Because dairy cattle have multiple compartments in their stomach, they are classified as ruminant animals. Ruminant animals first chew their food to soften it, swallow it and then return it to their mouth for continued chewing. This is called chewing the cud. After chewing the cud, it is swallowed a second time, broken down further and digested. Cows will spend up to eight hours a day chewing their cud.
Milk provides your body with calcium, which is needed for healthy bones and teeth.
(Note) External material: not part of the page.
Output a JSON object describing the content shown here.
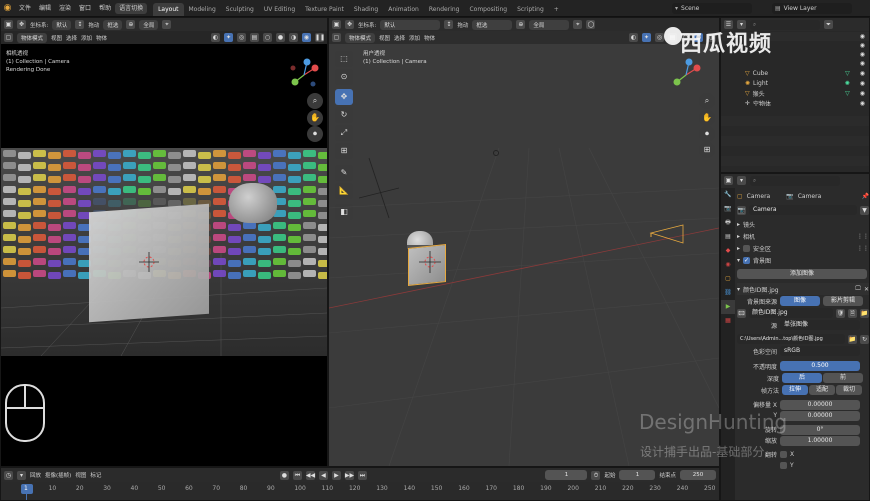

Calcium also helps our muscles and nerves work properly and helps blood to clot. Milk products provide us with carbohydrates, protein and Vitamin D. You should have three servings of nonfat or low fat milk and milk products each day. One serving of dairy is equal to 1 cup of milk, yogurt or ice cream and 1-2 ounces of cheese.
Ayrshires typically have red and white markings, although the red can range from a shade of orange to a dark brown.
Brown Swiss is a breed of dairy cattle that produces the second largest quantity of milk per annum, over 9,000 kg (20,000 lb).
Guernsey is orange/red and white in color. They are particularly renowned for the rich flavor of their milk, as well as their hardiness and docile disposition.
Holstein is a breed of cattle known today as the world's highest-production dairy animals. They’re the black and white cows you normally associate with dairy production.
Jersey cattle are a small breed of dairy cattle. Originally bred in the Channel Island of Jersey, the breed is popular for the high butterfat content of its milk.
Milking Shorthorn a breed of dairy cattle that originated in Great Britain. It developed from the Shorthorn, which itself came from County Durham, Northumberland and Yorkshire in northeastern England.